Il y a racisme quand on assaille de tous les soupçons et de toutes les
brimades des humains dont le seul tort est d'être né là plutôt qu'ici
et d'être issu d'une culture plutôt que d'une autre. Les États-Unis
vont à l'encontre de leur propre histoire quand ils suspendent leur
politique traditionnelle du creuset (melting pot) et limitent les
droits de certains groupes ethniques ou religieux. Ce n'est plus vrai
qu'en Amérique tout immigrant peut espérer devenir président. Il y a
racisme quand une nation proclame sa supériorité et s'arroge le droit
de placer ses intérêts mercantiles au-dessus du droit des autres
peuples à l'autonomie. Il y a racisme quand on revendique pour Israël
le droit d'exister dans des frontières sûres et qu'on masse des
centaines de milliers de soldats aux frontières de l'Irak.
Il y a racisme quand on évalue en millions de dollars la vie d'un
Américain et à quelques dollars la vie d'un civil afghan tué pendant
une noce.
Il y a racisme quand on soumet les ressortissants étrangers aux
tribunaux internationaux et qu'on soustrait les citoyens américains à
leur compétence. Il y a racisme quand, au nom d'un intérêt national
mal compris, on sape délibérément les bases d'un ordre mondial qui
tente de substituer la discussion à la guerre.
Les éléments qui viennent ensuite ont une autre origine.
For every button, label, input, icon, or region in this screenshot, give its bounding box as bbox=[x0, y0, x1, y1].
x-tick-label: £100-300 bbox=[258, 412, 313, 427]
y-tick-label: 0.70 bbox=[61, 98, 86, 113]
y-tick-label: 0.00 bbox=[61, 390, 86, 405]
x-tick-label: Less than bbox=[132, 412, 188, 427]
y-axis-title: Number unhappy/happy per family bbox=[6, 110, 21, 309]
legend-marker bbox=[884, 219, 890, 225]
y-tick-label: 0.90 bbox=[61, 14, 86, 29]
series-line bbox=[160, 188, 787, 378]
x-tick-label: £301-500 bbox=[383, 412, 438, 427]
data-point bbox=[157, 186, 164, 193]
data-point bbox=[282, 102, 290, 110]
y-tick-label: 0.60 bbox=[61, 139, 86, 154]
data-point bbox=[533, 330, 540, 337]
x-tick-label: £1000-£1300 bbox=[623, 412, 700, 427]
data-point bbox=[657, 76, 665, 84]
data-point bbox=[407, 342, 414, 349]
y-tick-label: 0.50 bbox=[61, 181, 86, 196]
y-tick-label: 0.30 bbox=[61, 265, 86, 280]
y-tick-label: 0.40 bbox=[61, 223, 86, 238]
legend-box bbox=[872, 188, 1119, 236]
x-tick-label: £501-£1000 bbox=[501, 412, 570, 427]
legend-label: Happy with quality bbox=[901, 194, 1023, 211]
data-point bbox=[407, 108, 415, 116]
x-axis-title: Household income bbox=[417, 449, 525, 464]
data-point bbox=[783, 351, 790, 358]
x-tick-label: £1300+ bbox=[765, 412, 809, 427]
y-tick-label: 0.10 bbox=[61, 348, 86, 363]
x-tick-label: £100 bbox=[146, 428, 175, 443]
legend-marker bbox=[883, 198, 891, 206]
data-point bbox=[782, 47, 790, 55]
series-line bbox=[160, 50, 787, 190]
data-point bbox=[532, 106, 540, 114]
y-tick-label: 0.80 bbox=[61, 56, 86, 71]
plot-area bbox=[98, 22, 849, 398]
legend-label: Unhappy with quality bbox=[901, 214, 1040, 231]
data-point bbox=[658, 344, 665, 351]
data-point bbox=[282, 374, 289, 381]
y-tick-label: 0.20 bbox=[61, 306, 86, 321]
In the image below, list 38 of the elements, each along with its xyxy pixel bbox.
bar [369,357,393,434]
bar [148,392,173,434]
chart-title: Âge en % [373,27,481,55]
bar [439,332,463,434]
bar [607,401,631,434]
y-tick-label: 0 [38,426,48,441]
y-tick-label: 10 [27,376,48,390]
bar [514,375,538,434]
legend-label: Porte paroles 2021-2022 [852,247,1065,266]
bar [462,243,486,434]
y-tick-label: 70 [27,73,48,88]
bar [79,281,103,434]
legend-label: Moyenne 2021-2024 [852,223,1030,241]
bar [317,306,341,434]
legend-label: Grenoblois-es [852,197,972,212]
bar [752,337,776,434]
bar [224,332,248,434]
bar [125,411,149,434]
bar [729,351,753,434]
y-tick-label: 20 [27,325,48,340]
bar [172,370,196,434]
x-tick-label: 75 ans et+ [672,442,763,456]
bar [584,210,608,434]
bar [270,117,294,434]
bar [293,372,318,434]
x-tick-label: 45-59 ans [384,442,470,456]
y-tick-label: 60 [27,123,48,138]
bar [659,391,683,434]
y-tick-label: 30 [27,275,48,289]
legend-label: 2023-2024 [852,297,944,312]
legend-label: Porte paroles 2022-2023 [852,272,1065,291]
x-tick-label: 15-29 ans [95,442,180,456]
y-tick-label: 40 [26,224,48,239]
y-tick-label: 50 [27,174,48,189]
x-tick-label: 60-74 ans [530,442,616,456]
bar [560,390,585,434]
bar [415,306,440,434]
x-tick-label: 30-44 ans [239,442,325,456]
Il y a meurtre voulu, prémédité, répété à l'infini quand on s'apprête
à bombarder une population civile déjà affaiblie et décimée par des
années d'un blocus injuste et même haineux. Il y a meurtre quand on
établit la liste des personnes que la CIA peut assassiner sans autre
forme de procès. Il y a meurtre quand on s'enquiert avidement auprès
d'Israël des méthodes utilisées par ses très efficaces escadrons de la
mort et quand on les applique au Yémen.

Oui, il faut qu'une cause soit vraiment mauvaise pour requérir une
telle mobilisation des crimes les plus contraires à la civilisation.

Laurent Laplante
dixit@cyberie.qc.ca

camarade laplante:
by bouli Friday March 14, 2003 at 01:31 AM

Ca s'appelle impérialisme et propagande de guerre.